Coming off the TechCrunch Disrupt conference this week, one of the interviews that sticks out most in my mind was that of Yuri Milner, CEO of the Russian Internet holding company Digital Sky Technologies, by veteran TV host Charlie Rose. Milner has quickly made a name for himself by investing hundreds of millions of dollars in hot tech properties Facebook, Zynga and Groupon. But it didn’t seem like Milner had any sort of overarching philosophy, agenda or insight into the technology market.

The only observation he offered that struck me as novel was to measure a company by dividing the age of its founder by its estimated market cap. For Facebook, Milner said, that ratio is close to one, as Mark Zuckerberg is 26 years old and the company is worth $25-$26 billion, in Milner’s opinion. “So for every year of his life Mark Zuckerberg was producing $1 billion of value,” he said. But while Groupon’s CEO is also under 30, Zynga’s Mark Pincus has been around for more than a few decades — so this doesn’t really describe a consistent investment theory. (Maybe Milner was hoping he’ll be able to get a stake in ChatRoulette and its teenage founder to offset his mean age?)

When Rose asked who his biggest influences were, Milner named Zuckerberg, Pincus, Kleiner Perkins VC John Doerr and Accel VC Jim Breyer, calling them “the smartest people I’ve ever met.” Frankly, I was surprised. I mean, obviously, these are some of the leading thinkers and doers in technology. But to me this seemed a little light — after all, Milner invested in Facebook a year ago today, and wasn’t a significant adviser to the company before then. Shouldn’t he have some deeper and less clubby mentors or models?

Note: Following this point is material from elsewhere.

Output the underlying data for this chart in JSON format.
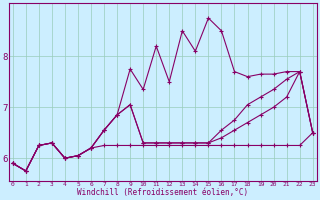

By playing dumb, Milner is making some of the smartest investments possible. It doesn’t serve him to go up on stage and wax about the “third wave of innovation” like Doerr had done before him. Taking a respectful back seat while providing money to allow startups to operate freely, cash out employees and avoid going public — “one to three years of run to really focus on product,” he said — is a valuable and effective approach. It’s how a virtual unknown gets a stake in these companies, unlike Twitter’s last massive round, which came from the likes of Morgan Stanley and T. Rowe Price .

Still, if Milner is ever going to get a return on this investments, the IPO market has to come back. So it’s a matter of biding his time. Banker Frank Quattrone said at the conference that the public market is hungry for “category-defining, earth-shaking companies,” and cited Facebook, Twitter, Zynga, LinkedIn and Skype as examples.

But for many entrepreneurs, private funding isn’t the dumbest of dumb money. “We all know what Wall Street’s values are,” said Etsy CEO Rob Kalin on a panel Wednesday. “I don’t want those people owning my company.”